As with any study, several limitations must be considered when interpreting the present results. First, it remains unclear as to why the matrices corresponding to the normative data for participants ages 5–6 and 13–16 failed to converge in EFA. As singularity is often the default source when a matrix is found to be non-positive definite and unable to be inverted (Lorenzo-Seva & Ferrando, 2021), we again inspected the values in the matrices though were unable to identify any coefficients that appear to be offending. It is worth noting that inspection of the normative conversion tables in the Clinical Manual (Korkman et al., 2007a, b, c) reveal inadequate item density and ceiling effects in several of the NEPSY-II measures at ages 13–16. Thus, it is possible that this restricted scaling may have led to the collapse in latent dimensionality in the measure at that age. It is also worth disclosing that the decision to extend the age range for the test was made post-hoc after preliminary pilot studies were completed and does not appear to be part of the original design plan. Nevertheless, due to the inability to examine the factor structure of the instrument at those ages, it remains unclear as to whether the differences in dimensional complexity observed across the age range are due to developmental differences in the growth and emergence of higher-order abilities (as postulated by Tucker-Drob, 2009) or an artifact of differential measurement-effects across the age range.

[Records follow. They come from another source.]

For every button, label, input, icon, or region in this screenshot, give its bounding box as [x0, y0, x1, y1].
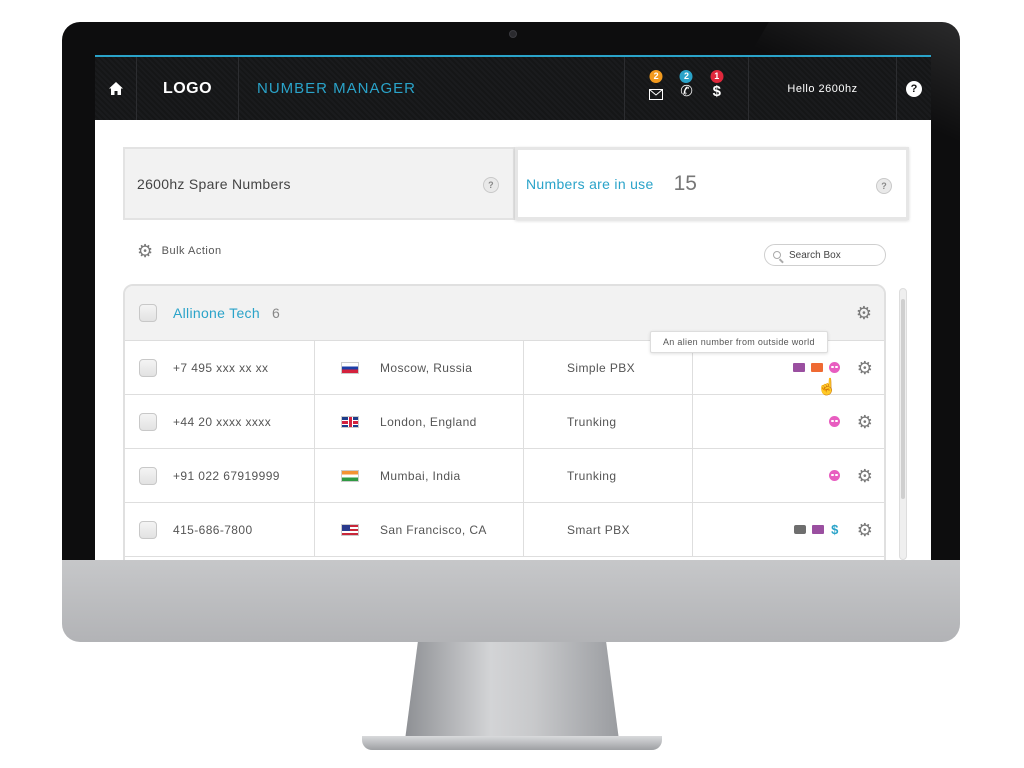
table-row: +44 20 xxxx xxxx London, England Trunkin… — [125, 395, 884, 449]
location: Mumbai, India — [380, 468, 461, 483]
row-settings-gear-icon[interactable]: ⚙ — [857, 413, 874, 431]
bulk-action-button[interactable]: ⚙ Bulk Action — [137, 242, 222, 260]
location: Moscow, Russia — [380, 360, 473, 375]
number-group: Allinone Tech 6 ⚙ +7 495 xxx xx xx Mosco… — [123, 284, 886, 560]
group-name[interactable]: Allinone Tech — [173, 305, 260, 321]
phone-notification[interactable]: 2 ✆ — [675, 69, 697, 100]
bulk-action-label: Bulk Action — [161, 245, 222, 257]
group-count: 6 — [271, 305, 280, 321]
group-checkbox[interactable] — [139, 304, 157, 322]
screen: LOGO NUMBER MANAGER 2 2 ✆ 1 $ Hello 2600… — [95, 55, 931, 560]
in-use-card[interactable]: Numbers are in use 15 ? — [515, 147, 909, 220]
dollar-icon[interactable]: $ — [830, 522, 840, 537]
india-flag-icon — [341, 469, 359, 482]
alien-tooltip: An alien number from outside world — [650, 331, 828, 353]
home-icon — [108, 82, 123, 95]
app-title: NUMBER MANAGER — [239, 57, 625, 120]
feature-icons — [693, 395, 846, 448]
voicemail-notification[interactable]: 2 — [645, 69, 667, 100]
location: London, England — [380, 414, 477, 429]
mail-icon[interactable] — [793, 363, 805, 372]
row-settings-gear-icon[interactable]: ⚙ — [857, 467, 874, 485]
table-row: 415-686-7800 San Francisco, CA Smart PBX… — [125, 503, 884, 557]
logo[interactable]: LOGO — [137, 57, 239, 120]
scrollbar[interactable] — [899, 288, 907, 560]
alien-icon[interactable] — [829, 362, 840, 373]
in-use-count: 15 — [673, 171, 697, 195]
alien-icon[interactable] — [829, 470, 840, 481]
spare-help-icon[interactable]: ? — [483, 177, 499, 193]
app-header: LOGO NUMBER MANAGER 2 2 ✆ 1 $ Hello 2600… — [95, 57, 931, 120]
feature-icons — [693, 449, 846, 502]
billing-badge: 1 — [710, 69, 724, 83]
service-type: Smart PBX — [524, 503, 693, 556]
feature-icons: $ — [693, 503, 846, 556]
group-settings-gear-icon[interactable]: ⚙ — [856, 304, 872, 322]
phone-number: +91 022 67919999 — [173, 468, 280, 483]
mail-icon[interactable] — [812, 525, 824, 534]
phone-number: 415-686-7800 — [173, 522, 253, 537]
search-input[interactable]: Search Box — [764, 244, 886, 266]
phone-number: +44 20 xxxx xxxx — [173, 414, 272, 429]
phone-number: +7 495 xxx xx xx — [173, 360, 269, 375]
service-type: Trunking — [524, 449, 693, 502]
help-icon: ? — [906, 80, 922, 97]
row-checkbox[interactable] — [139, 412, 157, 431]
camera — [509, 30, 517, 38]
alien-icon[interactable] — [829, 416, 840, 427]
voicemail-badge: 2 — [649, 69, 663, 83]
monitor-chin — [62, 560, 960, 642]
search-icon — [773, 251, 781, 259]
in-use-label: Numbers are in use — [526, 175, 654, 192]
spare-numbers-label: 2600hz Spare Numbers — [137, 175, 291, 192]
row-checkbox[interactable] — [139, 520, 157, 539]
scroll-thumb[interactable] — [901, 299, 905, 499]
in-use-help-icon[interactable]: ? — [876, 178, 892, 194]
phone-badge: 2 — [679, 69, 693, 83]
row-settings-gear-icon[interactable]: ⚙ — [857, 359, 874, 377]
spare-numbers-card[interactable]: 2600hz Spare Numbers ? — [123, 147, 515, 220]
uk-flag-icon — [341, 415, 359, 428]
fax-icon[interactable] — [811, 363, 823, 372]
row-checkbox[interactable] — [139, 466, 157, 485]
notification-group: 2 2 ✆ 1 $ — [625, 57, 749, 120]
dollar-icon: $ — [712, 82, 721, 100]
search-placeholder: Search Box — [789, 249, 841, 261]
hand-cursor-icon: ☝ — [817, 379, 837, 396]
monitor-stand-base — [362, 736, 662, 750]
row-settings-gear-icon[interactable]: ⚙ — [857, 521, 874, 539]
russia-flag-icon — [341, 361, 359, 374]
location: San Francisco, CA — [380, 522, 487, 537]
voicemail-icon — [649, 88, 664, 100]
table-row: +91 022 67919999 Mumbai, India Trunking … — [125, 449, 884, 503]
billing-notification[interactable]: 1 $ — [706, 69, 728, 100]
gear-icon: ⚙ — [137, 241, 154, 261]
home-button[interactable] — [95, 57, 137, 120]
service-type: Trunking — [524, 395, 693, 448]
row-checkbox[interactable] — [139, 358, 157, 377]
monitor-stand — [405, 642, 619, 740]
user-greeting[interactable]: Hello 2600hz — [749, 57, 897, 120]
printer-icon[interactable] — [794, 525, 806, 534]
help-button[interactable]: ? — [897, 57, 931, 120]
phone-icon: ✆ — [680, 82, 693, 100]
usa-flag-icon — [341, 523, 359, 536]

Additionally, during preliminary validation of the NEPSY-I, Korkman (1988) contended that factor analysis was ill-suited to uncover the true latent structure of the instrument. However, Stinnett et al. (2002) counter that despite references to the complexities of the Lurian model, it is unclear how that model is represented conceptually in the way the battery was organized and designed. Further, there is nothing particularly complicated about the template and organization of the domains that would ostensibly render them unrecoverable in a factor analytic investigation and omnibus theory would suggest that the domains are organized in a way conceptually as to promote moderate to high correlations among the indicators that are more than amenable to factor analysis (e.g., Carroll, 1993). Nevertheless, given the questions raised in this study and in previous NEPSY research as to what the battery actually measures, future research on the measure using emerging psychometric methods able to capture un-modeled complexity in conventional factor analytic investigations such as network analysis (i.e., Borsboom, 2022) would be a welcome addition to the literature on the matter. Particularly at ages 3–4 where the underlying dimensional structure of the test lacks clarity.

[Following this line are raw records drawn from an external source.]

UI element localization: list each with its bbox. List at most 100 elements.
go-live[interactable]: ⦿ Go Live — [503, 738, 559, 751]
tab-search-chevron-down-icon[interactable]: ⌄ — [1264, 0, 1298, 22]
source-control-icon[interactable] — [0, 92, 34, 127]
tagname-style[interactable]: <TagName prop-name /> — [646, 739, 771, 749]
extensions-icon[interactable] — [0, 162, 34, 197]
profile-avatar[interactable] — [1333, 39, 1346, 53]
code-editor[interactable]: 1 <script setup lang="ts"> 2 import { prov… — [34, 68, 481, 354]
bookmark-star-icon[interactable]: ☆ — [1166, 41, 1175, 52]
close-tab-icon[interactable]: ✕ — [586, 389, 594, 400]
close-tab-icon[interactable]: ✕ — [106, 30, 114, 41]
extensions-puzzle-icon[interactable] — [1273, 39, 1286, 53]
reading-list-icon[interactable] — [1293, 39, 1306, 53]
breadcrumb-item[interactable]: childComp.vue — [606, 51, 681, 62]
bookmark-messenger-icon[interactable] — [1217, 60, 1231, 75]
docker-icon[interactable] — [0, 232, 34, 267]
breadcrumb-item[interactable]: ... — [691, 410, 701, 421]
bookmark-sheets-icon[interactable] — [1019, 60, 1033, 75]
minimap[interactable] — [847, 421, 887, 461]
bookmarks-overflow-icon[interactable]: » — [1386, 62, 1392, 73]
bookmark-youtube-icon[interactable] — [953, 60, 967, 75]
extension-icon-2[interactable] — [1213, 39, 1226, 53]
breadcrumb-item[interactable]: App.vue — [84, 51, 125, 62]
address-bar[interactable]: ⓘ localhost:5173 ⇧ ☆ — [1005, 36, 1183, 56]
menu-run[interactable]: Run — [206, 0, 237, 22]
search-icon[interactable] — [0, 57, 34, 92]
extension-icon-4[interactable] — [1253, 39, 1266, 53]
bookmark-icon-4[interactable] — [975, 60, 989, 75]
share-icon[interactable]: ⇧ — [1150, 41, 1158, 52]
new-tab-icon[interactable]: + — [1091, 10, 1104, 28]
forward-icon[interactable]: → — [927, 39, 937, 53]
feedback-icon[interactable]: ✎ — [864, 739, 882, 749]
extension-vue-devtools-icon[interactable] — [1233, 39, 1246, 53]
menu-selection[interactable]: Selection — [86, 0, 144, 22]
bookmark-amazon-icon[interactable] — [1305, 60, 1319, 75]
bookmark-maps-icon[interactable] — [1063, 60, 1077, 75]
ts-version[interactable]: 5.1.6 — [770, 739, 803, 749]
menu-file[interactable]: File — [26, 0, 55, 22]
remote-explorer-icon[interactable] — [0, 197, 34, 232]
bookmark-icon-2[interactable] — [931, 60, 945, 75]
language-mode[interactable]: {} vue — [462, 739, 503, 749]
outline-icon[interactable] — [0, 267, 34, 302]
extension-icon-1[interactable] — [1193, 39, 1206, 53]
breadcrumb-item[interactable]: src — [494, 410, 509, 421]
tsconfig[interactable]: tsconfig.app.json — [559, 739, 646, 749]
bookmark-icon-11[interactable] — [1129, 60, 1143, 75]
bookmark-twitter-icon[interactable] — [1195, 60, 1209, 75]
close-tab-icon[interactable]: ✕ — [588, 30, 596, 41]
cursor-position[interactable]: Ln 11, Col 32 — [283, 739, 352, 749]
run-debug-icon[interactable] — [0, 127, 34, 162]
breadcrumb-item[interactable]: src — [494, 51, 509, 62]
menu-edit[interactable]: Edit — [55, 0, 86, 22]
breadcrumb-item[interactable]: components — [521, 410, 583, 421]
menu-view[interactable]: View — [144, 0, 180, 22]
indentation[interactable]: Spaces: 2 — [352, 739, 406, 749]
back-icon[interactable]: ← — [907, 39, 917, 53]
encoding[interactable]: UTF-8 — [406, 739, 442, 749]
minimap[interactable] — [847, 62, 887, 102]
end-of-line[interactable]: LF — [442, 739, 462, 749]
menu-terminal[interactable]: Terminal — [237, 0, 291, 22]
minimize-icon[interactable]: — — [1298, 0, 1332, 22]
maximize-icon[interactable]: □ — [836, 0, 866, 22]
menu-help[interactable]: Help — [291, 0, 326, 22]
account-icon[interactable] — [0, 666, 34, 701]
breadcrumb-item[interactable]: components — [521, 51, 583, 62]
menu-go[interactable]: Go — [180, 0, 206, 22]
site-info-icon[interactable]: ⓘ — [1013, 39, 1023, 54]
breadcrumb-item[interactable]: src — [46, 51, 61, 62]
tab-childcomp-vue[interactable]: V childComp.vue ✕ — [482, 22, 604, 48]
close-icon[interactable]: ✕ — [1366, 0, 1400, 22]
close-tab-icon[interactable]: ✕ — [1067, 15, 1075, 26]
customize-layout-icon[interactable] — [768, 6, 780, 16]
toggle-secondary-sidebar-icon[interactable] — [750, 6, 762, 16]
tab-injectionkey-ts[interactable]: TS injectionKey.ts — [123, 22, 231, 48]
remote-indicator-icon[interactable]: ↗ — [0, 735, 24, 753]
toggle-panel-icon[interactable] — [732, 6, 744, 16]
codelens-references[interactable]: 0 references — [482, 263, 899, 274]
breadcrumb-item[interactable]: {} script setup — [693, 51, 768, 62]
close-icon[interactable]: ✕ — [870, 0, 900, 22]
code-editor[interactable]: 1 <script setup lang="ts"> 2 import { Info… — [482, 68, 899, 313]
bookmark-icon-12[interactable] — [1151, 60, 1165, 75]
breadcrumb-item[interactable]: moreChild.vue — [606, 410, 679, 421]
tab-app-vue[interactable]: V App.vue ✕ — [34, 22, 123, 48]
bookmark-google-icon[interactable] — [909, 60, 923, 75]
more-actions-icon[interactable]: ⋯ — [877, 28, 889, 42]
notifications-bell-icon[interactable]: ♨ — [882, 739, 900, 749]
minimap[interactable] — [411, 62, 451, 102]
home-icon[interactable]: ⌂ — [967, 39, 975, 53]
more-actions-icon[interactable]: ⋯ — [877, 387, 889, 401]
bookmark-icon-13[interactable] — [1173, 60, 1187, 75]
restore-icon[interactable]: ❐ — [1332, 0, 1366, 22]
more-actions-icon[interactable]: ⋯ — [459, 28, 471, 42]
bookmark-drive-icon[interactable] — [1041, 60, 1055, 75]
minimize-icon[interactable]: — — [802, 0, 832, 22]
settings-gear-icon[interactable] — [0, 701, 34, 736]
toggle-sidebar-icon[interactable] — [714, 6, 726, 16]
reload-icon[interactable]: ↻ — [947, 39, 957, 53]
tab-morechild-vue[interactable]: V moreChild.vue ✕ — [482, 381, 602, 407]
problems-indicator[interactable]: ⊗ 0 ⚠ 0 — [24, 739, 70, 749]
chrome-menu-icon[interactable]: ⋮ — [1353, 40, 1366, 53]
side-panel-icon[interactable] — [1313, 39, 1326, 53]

Finally, although the Finger Tapping factor observed at ages 7–12 was well defined demonstrating the strongest subtest alignment of any of the models examined, use of those measures in clinical practice is likely contraindicated by the lack of current normative data on which to anchor test performance for those indicators. As previously mentioned, the data upon which those measures were developed is now well over 25 years old and thus it is unclear the degree to which those data comport with current reference samples on related measures. In spite of the argumentation contained in the Clinical Manual, one cannot simply extrapolate current from past performance with that large of a time lag in the life-cycle of a commercial ability measure that is used to render current diagnostic decisions.

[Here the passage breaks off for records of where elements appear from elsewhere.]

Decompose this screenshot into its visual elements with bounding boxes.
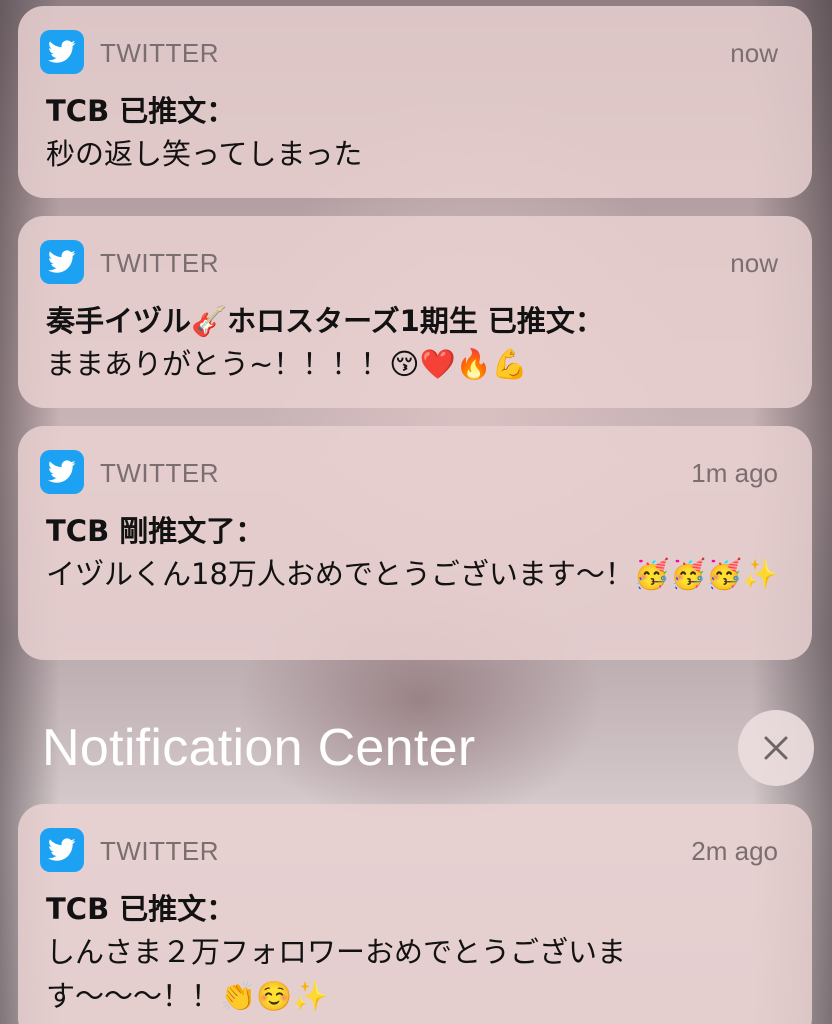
notification-time: now [730,248,778,278]
app-name: TWITTER [100,458,220,488]
notification-message: 秒の返し笑ってしまった [46,137,363,171]
notification-header: TWITTER 1m ago [40,448,778,498]
twitter-bird-icon [48,250,76,273]
notification-message: ままありがとう~！！！！😚❤️🔥💪 [46,347,528,381]
notification-time: 2m ago [691,836,778,866]
twitter-app-icon [40,240,84,284]
notification-message: イヅルくん18万人おめでとうございます〜！🥳🥳🥳✨ [46,557,779,591]
notification-title: TCB 剛推文了： [46,514,265,548]
notification-body: TCB 剛推文了： イヅルくん18万人おめでとうございます〜！🥳🥳🥳✨ [46,510,782,596]
notification-header: TWITTER now [40,238,778,288]
notification-card[interactable]: TWITTER now 奏手イヅル🎸ホロスターズ1期生 已推文： ままありがとう… [18,216,812,408]
clear-notifications-button[interactable] [738,710,814,786]
app-name: TWITTER [100,836,220,866]
notification-body: TCB 已推文： しんさま２万フォロワーおめでとうございます〜〜〜！！👏☺️✨ [46,888,782,1018]
app-name: TWITTER [100,248,220,278]
notification-body: TCB 已推文： 秒の返し笑ってしまった [46,90,782,176]
twitter-app-icon [40,828,84,872]
notification-card[interactable]: TWITTER 1m ago TCB 剛推文了： イヅルくん18万人おめでとうご… [18,426,812,660]
notification-card[interactable]: TWITTER 2m ago TCB 已推文： しんさま２万フォロワーおめでとう… [18,804,812,1024]
notification-time: 1m ago [691,458,778,488]
twitter-bird-icon [48,838,76,861]
twitter-app-icon [40,450,84,494]
notification-time: now [730,38,778,68]
notification-title: 奏手イヅル🎸ホロスターズ1期生 已推文： [46,304,604,338]
notification-title: TCB 已推文： [46,892,236,926]
close-icon [764,736,788,760]
notification-message: しんさま２万フォロワーおめでとうございます〜〜〜！！👏☺️✨ [46,935,627,1013]
notification-body: 奏手イヅル🎸ホロスターズ1期生 已推文： ままありがとう~！！！！😚❤️🔥💪 [46,300,782,386]
notification-card[interactable]: TWITTER now TCB 已推文： 秒の返し笑ってしまった [18,6,812,198]
notification-center-title: Notification Center [42,719,476,777]
twitter-bird-icon [48,40,76,63]
notification-header: TWITTER now [40,28,778,78]
twitter-bird-icon [48,460,76,483]
twitter-app-icon [40,30,84,74]
notification-center-header: Notification Center [42,712,742,782]
notification-title: TCB 已推文： [46,94,236,128]
notification-header: TWITTER 2m ago [40,826,778,876]
app-name: TWITTER [100,38,220,68]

In sum, the authors of the NEPSY-II should be lauded for addressing a number of criticisms of the NEPSY in the revised version of the instrument. Most notably, domain-scores have been dropped in response to questions raised about the dimensional complexity of the instrument and specificity in the subtests at ages 7–12 is more than adequate to support the interpretive-focus stressed in the Clinical Manual at that level of the test. Nevertheless, the present EFA results suggest that, at a minimum, the latent structure of the measure is likely not invariant across age and although there is some evidence that at ages 7–12, the measure appears to comport align in part with its posited conceptual template, caution is urged in administering and interpreting measures from the hypothesized Sensorimotor and Social Processing domains.